Two thumbs up for OnThEdge Charbono

Threw a couple more questions at Pat Savoie after posting her last response, one on what kind of bargains were coming out of New Zealand/Australia, and also asked her how insulated Pennsylvania would be to price hikes since the state had already established good relationships with the markets in California and the Old World. Here's her reply:

"Not that there aren't values in Aust and NZ -- they have gone out of their way to price for the US market -- but prices have crept up. I don't see the level of value that exists in other areas. Yellow Tail at $6 or $7 is not a value to me.

"Yes, in PA you have to power of the state buying machine to hold prices down. One of my favorite wines was accepted by the LCB -- OnThEdge Charbono. The Wine Media Guild of NY, of which I am co-chair, had an all-inclusive Charbono tasting earlier this month (all 14 producers!) and the 2005 OTE was one of the favorites."

The making of Bedlam

Ed Boyce and his wife Sarah O’Herron note on their Web site that the idea of growing vines and making wine became increasingly appealing as they considered a destination for the next chapter in their careers. The researching and traveling to other vineyards only strengthened that commitment, so they bought a parcel in Mt. Airy, Md., and planted their first grapes for what would be called Black Ankle Vineyards in 2003.

That, Boyce says in a phone interview Wednesday night, was a significant hurdle to cross.
“You know, when you go into the vineyard business, the biggest and scariest decisions come first,” he says. “It’s where to plant and what to plant and then you have 50 years where you can’t change either one.”

Five years later, both no doubt are more relaxed about their decision. Entering their first batch in the Maryland Winemakers’ Choice Awards, Black Ankle recently walked away with three gold medal, including top honors for a white blend they call Bedlam.

Boyce spent much of the interview taking listeners through its evolution, how their intent to mix together their four white grapes – chardonnay, viognior, gruner veltliner and albarino – took on a new dimension when they discovered a visitor among their plantings of syrah.

“Two hundred vines turned out to be what we call our white syrah, a nursery mistake,” he says of the muscat vines. “We just decided to keep them. So we have a few hundred vines of Muscat.” Not perfect for these climes, he notes, but it "adds a really nice little spice and fruit component to the wine.”
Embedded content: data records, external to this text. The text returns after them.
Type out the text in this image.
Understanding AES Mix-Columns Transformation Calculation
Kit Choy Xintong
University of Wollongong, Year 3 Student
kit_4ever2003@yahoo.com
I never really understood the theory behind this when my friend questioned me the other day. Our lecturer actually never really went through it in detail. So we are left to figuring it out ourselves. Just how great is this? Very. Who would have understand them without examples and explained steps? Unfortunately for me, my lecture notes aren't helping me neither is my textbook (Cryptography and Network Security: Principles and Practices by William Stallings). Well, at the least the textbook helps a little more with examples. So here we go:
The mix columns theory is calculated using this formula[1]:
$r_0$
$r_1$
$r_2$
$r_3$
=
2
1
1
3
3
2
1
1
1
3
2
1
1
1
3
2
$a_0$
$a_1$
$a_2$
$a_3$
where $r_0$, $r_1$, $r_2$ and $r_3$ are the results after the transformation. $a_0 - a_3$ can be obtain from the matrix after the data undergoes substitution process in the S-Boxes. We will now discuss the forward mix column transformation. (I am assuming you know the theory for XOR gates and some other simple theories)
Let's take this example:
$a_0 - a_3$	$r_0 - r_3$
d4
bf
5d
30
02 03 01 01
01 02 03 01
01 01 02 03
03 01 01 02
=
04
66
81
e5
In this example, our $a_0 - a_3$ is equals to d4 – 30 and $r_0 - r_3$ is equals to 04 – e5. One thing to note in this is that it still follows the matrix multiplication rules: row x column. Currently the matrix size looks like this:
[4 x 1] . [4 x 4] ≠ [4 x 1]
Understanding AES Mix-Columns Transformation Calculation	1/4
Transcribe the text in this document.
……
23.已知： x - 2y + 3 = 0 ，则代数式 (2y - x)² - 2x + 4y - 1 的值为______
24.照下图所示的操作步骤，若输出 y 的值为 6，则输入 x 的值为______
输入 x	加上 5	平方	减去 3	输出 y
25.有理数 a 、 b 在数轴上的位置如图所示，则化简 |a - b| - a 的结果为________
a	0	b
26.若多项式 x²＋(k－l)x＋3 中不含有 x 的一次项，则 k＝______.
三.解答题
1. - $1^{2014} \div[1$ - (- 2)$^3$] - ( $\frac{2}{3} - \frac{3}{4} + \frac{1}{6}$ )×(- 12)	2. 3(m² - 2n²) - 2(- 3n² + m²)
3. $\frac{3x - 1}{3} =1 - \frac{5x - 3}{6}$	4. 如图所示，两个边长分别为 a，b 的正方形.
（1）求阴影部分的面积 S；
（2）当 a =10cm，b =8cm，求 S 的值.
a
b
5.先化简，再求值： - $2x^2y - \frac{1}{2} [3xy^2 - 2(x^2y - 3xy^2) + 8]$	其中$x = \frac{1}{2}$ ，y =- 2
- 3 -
On top of this success comes the opening of the tasting room in what they hope will be mid-July. It’s an endeavor that you can follow via a sequence of pictures appearing on the Web site. The most recent photo, taken earlier this week, is posted with this story. “All down the line we’ve tried to sort of sit back and say, ‘What do we have on the farm that we can use to build this building?’ and it’s turned into a very interesting . . . I think we’re very proud of the way it’s turning out.”